A prime example is duck eggs. Unless you live in an Asian enclave, you will never find duck eggs for sale in an American supermarket. There are many reasons, but it’s chiefly because (1) you can’t cram ducks into factory-style cages like you can with hens; and (2) there is little market for burned-out laying ducks. Most laying hens become Chicken Noodle Soup; there is no similar commercial demand for ducks. But free range laying ducks are a wonderful addition to a small farm: they are easy to raise, fun to watch, and provide plenty of large delicious eggs. The fat content is slightly higher than in chicken eggs, giving them a richer flavor. And there’s nothing as good as duck soup.
But most importantly, some people who are allergic to chicken eggs can eat duck eggs. Several such people have found us, and they’re now among our most loyal customers. Every time I’m in the Chicago area, I email them…and they figure out a way to meet me to get their duck eggs.
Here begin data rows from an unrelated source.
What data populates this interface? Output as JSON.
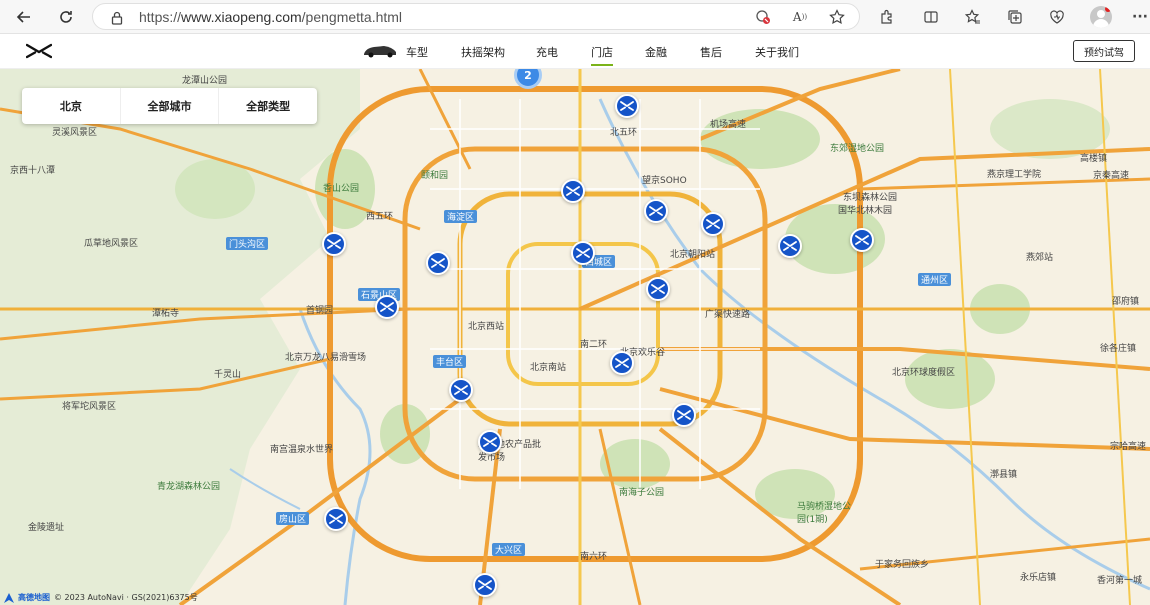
{
  "browser": {
    "url_scheme": "https://",
    "url_host": "www.xiaopeng.com",
    "url_path": "/pengmetta.html",
    "icons": [
      "back-icon",
      "refresh-icon",
      "lock-icon",
      "tracking-blocked-icon",
      "read-aloud-icon",
      "favorite-star-icon",
      "extensions-icon",
      "split-screen-icon",
      "favorites-icon",
      "collections-icon",
      "browser-essentials-icon",
      "profile-avatar",
      "more-icon"
    ]
  },
  "header": {
    "nav": [
      "车型",
      "扶摇架构",
      "充电",
      "门店",
      "金融",
      "售后",
      "关于我们"
    ],
    "active_nav": "门店",
    "book_button": "预约试驾"
  },
  "filters": [
    "北京",
    "全部城市",
    "全部类型"
  ],
  "map": {
    "cluster_count": "2",
    "attribution_brand": "高德地图",
    "attribution_text": "© 2023 AutoNavi · GS(2021)6375号",
    "labels": {
      "l1": "龙潭山公园",
      "l2": "灵溪风景区",
      "l3": "京西十八潭",
      "l4": "瓜草地风景区",
      "l5": "潭柘寺",
      "l6": "千灵山",
      "l7": "将军坨风景区",
      "l8": "北京万龙八易滑雪场",
      "l9": "南宫温泉水世界",
      "l10": "青龙湖森林公园",
      "l11": "金陵遗址",
      "l12": "香山公园",
      "l13": "颐和园",
      "l14": "西五环",
      "l15": "首钢园",
      "l16": "北京西站",
      "l17": "北京南站",
      "l18": "南二环",
      "l19": "北京欢乐谷",
      "l20": "广渠快速路",
      "l21": "北京朝阳站",
      "l22": "望京SOHO",
      "l23": "东郊湿地公园",
      "l24": "东坝森林公园",
      "l25": "国华北林木园",
      "l26": "燕京理工学院",
      "l27": "燕郊站",
      "l28": "北京环球度假区",
      "l29": "新发地农产品批发市场",
      "l30": "南海子公园",
      "l31": "马驹桥湿地公园(1期)",
      "l32": "北五环",
      "l33": "机场高速",
      "l34": "香河第一城",
      "l35": "高楼镇",
      "l36": "邵府镇",
      "l37": "徐各庄镇",
      "l38": "永乐店镇",
      "l39": "于家务回族乡",
      "l40": "漷县镇",
      "l41": "宗哈高速",
      "l42": "南六环",
      "l43": "京秦高速"
    },
    "districts": {
      "d1": "门头沟区",
      "d2": "石景山区",
      "d3": "海淀区",
      "d4": "丰台区",
      "d5": "房山区",
      "d6": "大兴区",
      "d7": "通州区",
      "d8": "西城区"
    }
  }
}
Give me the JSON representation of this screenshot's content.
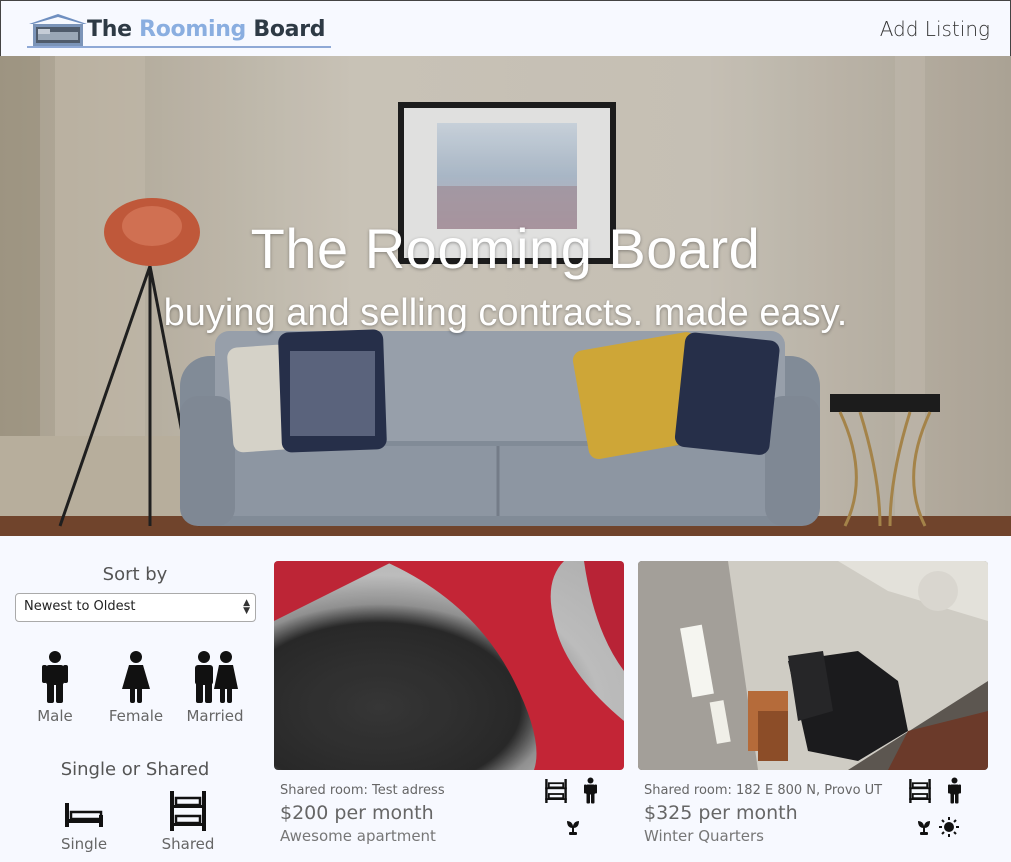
{
  "nav": {
    "brand_prefix": "The ",
    "brand_accent": "Rooming",
    "brand_suffix": " Board",
    "add_listing": "Add Listing"
  },
  "hero": {
    "title": "The Rooming Board",
    "subtitle": "buying and selling contracts. made easy."
  },
  "sidebar": {
    "sort_heading": "Sort by",
    "sort_value": "Newest to Oldest",
    "gender_filters": [
      {
        "label": "Male",
        "icon": "male-icon"
      },
      {
        "label": "Female",
        "icon": "female-icon"
      },
      {
        "label": "Married",
        "icon": "couple-icon"
      }
    ],
    "room_heading": "Single or Shared",
    "room_filters": [
      {
        "label": "Single",
        "icon": "single-bed-icon"
      },
      {
        "label": "Shared",
        "icon": "bunk-bed-icon"
      }
    ]
  },
  "listings": [
    {
      "address": "Shared room: Test adress",
      "price": "$200 per month",
      "description": "Awesome apartment",
      "icons": [
        "bunk-bed-icon",
        "male-icon",
        "plant-icon"
      ]
    },
    {
      "address": "Shared room: 182 E 800 N, Provo UT",
      "price": "$325 per month",
      "description": "Winter Quarters",
      "icons": [
        "bunk-bed-icon",
        "male-icon",
        "plant-icon",
        "sun-icon"
      ]
    }
  ],
  "colors": {
    "background": "#f7f9ff",
    "brand_accent": "#8aaee0",
    "brand_dark": "#2e3a45"
  }
}
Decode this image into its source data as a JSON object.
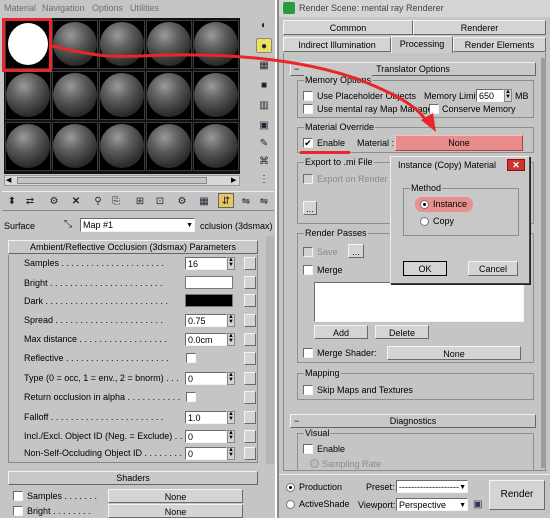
{
  "left": {
    "menu": [
      "Material",
      "Navigation",
      "Options",
      "Utilities"
    ],
    "surface_label": "Surface",
    "map_name": "Map #1",
    "map_type": "cclusion (3dsmax)",
    "params_title": "Ambient/Reflective Occlusion (3dsmax) Parameters",
    "params": {
      "samples": {
        "label": "Samples . . . . . . . . . . . . . . . . . . . . .",
        "value": "16"
      },
      "bright": {
        "label": "Bright . . . . . . . . . . . . . . . . . . . . . . ."
      },
      "dark": {
        "label": "Dark . . . . . . . . . . . . . . . . . . . . . . . . ."
      },
      "spread": {
        "label": "Spread . . . . . . . . . . . . . . . . . . . . . .",
        "value": "0.75"
      },
      "max_distance": {
        "label": "Max distance . . . . . . . . . . . . . . . . . .",
        "value": "0.0cm"
      },
      "reflective": {
        "label": "Reflective . . . . . . . . . . . . . . . . . . . . ."
      },
      "type": {
        "label": "Type (0 = occ, 1 = env., 2 = bnorm) . . .",
        "value": "0"
      },
      "return_occ": {
        "label": "Return occlusion in alpha . . . . . . . . . . ."
      },
      "falloff": {
        "label": "Falloff . . . . . . . . . . . . . . . . . . . . . . .",
        "value": "1.0"
      },
      "incl_excl": {
        "label": "Incl./Excl. Object ID (Neg. = Exclude) . . .",
        "value": "0"
      },
      "non_self": {
        "label": "Non-Self-Occluding Object ID . . . . . . . . .",
        "value": "0"
      }
    },
    "shaders_title": "Shaders",
    "shaders": [
      {
        "label": "Samples . . . . . . .",
        "value": "None"
      },
      {
        "label": "Bright . . . . . . . .",
        "value": "None"
      }
    ],
    "colors": {
      "bright": "#ffffff",
      "dark": "#000000",
      "highlight": "#e8262b"
    }
  },
  "render": {
    "title": "Render Scene: mental ray Renderer",
    "tabs_row1": [
      "Common",
      "Renderer"
    ],
    "tabs_row2": [
      "Indirect Illumination",
      "Processing",
      "Render Elements"
    ],
    "translator_title": "Translator Options",
    "memory": {
      "group": "Memory Options",
      "use_placeholder": "Use Placeholder Objects",
      "memory_limit_label": "Memory Limit:",
      "memory_limit_value": "650",
      "memory_unit": "MB",
      "use_map_manager": "Use mental ray Map Manager",
      "conserve_memory": "Conserve Memory"
    },
    "override": {
      "group": "Material Override",
      "enable": "Enable",
      "material_label": "Material :",
      "material_value": "None"
    },
    "export": {
      "group": "Export to .mi File",
      "export_on_render": "Export on Render",
      "browse": "..."
    },
    "passes": {
      "group": "Render Passes",
      "save": "Save",
      "browse": "...",
      "merge": "Merge",
      "add": "Add",
      "delete": "Delete",
      "merge_shader": "Merge Shader:",
      "merge_shader_value": "None"
    },
    "mapping": {
      "group": "Mapping",
      "skip_maps": "Skip Maps and Textures"
    },
    "diagnostics_title": "Diagnostics",
    "visual": {
      "group": "Visual",
      "enable": "Enable",
      "sampling_rate": "Sampling Rate"
    },
    "bottom": {
      "production": "Production",
      "activeshade": "ActiveShade",
      "preset_label": "Preset:",
      "preset_value": "--------------------",
      "viewport_label": "Viewport:",
      "viewport_value": "Perspective",
      "render_button": "Render"
    }
  },
  "dialog": {
    "title": "Instance (Copy) Material",
    "method_group": "Method",
    "instance": "Instance",
    "copy": "Copy",
    "ok": "OK",
    "cancel": "Cancel"
  }
}
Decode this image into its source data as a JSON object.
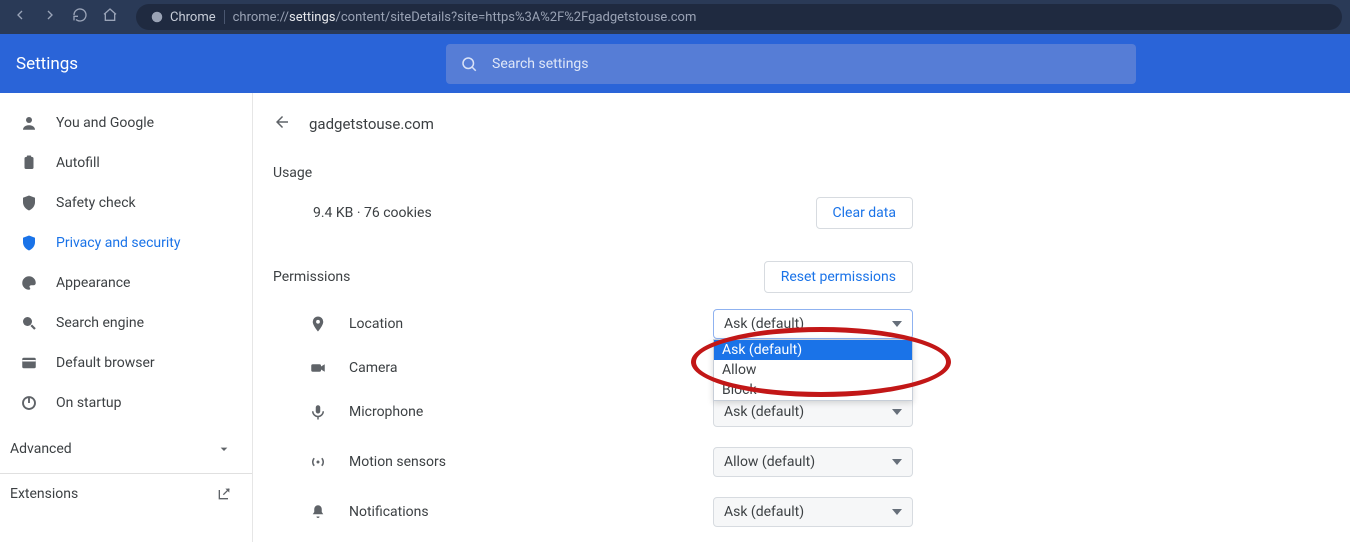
{
  "browser": {
    "chip_label": "Chrome",
    "url_prefix": "chrome://",
    "url_strong": "settings",
    "url_rest": "/content/siteDetails?site=https%3A%2F%2Fgadgetstouse.com"
  },
  "header": {
    "title": "Settings",
    "search_placeholder": "Search settings"
  },
  "sidebar": {
    "items": [
      {
        "label": "You and Google"
      },
      {
        "label": "Autofill"
      },
      {
        "label": "Safety check"
      },
      {
        "label": "Privacy and security"
      },
      {
        "label": "Appearance"
      },
      {
        "label": "Search engine"
      },
      {
        "label": "Default browser"
      },
      {
        "label": "On startup"
      }
    ],
    "advanced_label": "Advanced",
    "extensions_label": "Extensions"
  },
  "panel": {
    "site": "gadgetstouse.com",
    "usage_label": "Usage",
    "usage_value": "9.4 KB · 76 cookies",
    "clear_label": "Clear data",
    "permissions_label": "Permissions",
    "reset_label": "Reset permissions",
    "rows": [
      {
        "name": "Location",
        "value": "Ask (default)"
      },
      {
        "name": "Camera",
        "value": ""
      },
      {
        "name": "Microphone",
        "value": "Ask (default)"
      },
      {
        "name": "Motion sensors",
        "value": "Allow (default)"
      },
      {
        "name": "Notifications",
        "value": "Ask (default)"
      }
    ],
    "dropdown_options": [
      "Ask (default)",
      "Allow",
      "Block"
    ]
  }
}
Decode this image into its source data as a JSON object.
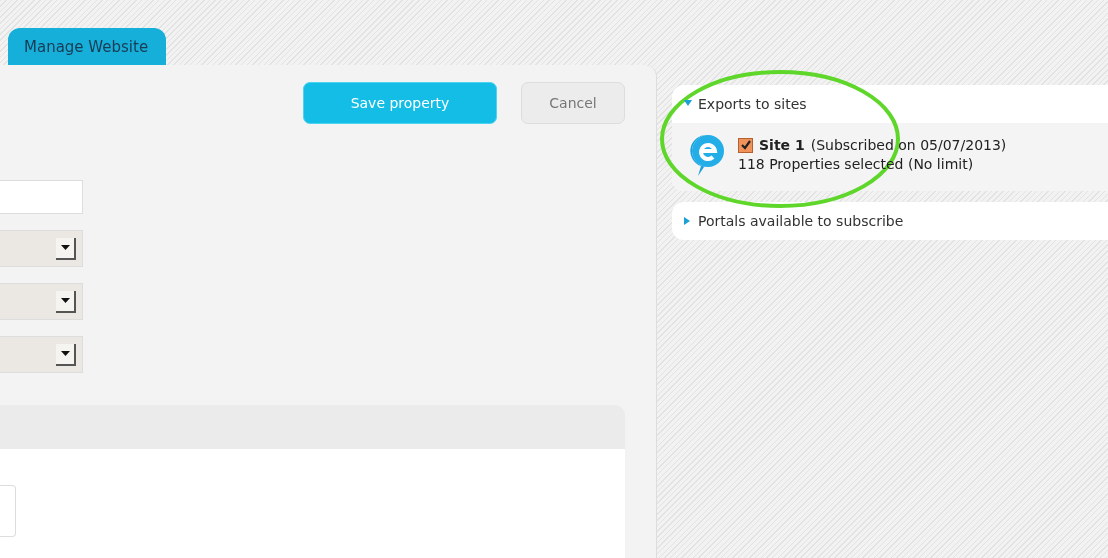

Tomorrow, I am taking ten dozen to a woman in the city who had to go without eggs all winter as our ducks were taking a collective break. Last Friday, when my daughter and I walked around the Loop, our first stop was at an office building near St. Peter’s; an executive, who’d last been able to get our eggs in November, happily came down to get three dozen from us. Chatting with him in the lobby about all he planned to do with the long-awaited eggs, the excitement in his voice was palpable. He emailed me a few days later, again thanking us for the delivery…and asking when we’d be able to bring more.
And then there’s my Filipino customer, who lives in the far western suburbs. He is disabled, but has made a side business of taking our duck eggs and brining them in buckets of salt water; this product is a big seller in the Filipino community. He and his wife have driven all over Chicagoland, meeting me in crazy places (usually at the airport before dawn, when I have a business trip), buying upwards of 30 dozen at a time.
Before we started doing this, I wondered why so many people refer to farming as a “vocation.” The more customers we get to meet, the better I understand it. You can’t do this for the money—and not just because, after the expenses, there is so little profit to a micro enterprise like ours. It’s because there’s no way to put a price on the smile a person gives you, or the heartfelt gratitude they express, when you’ve brought them something they cannot find anywhere else.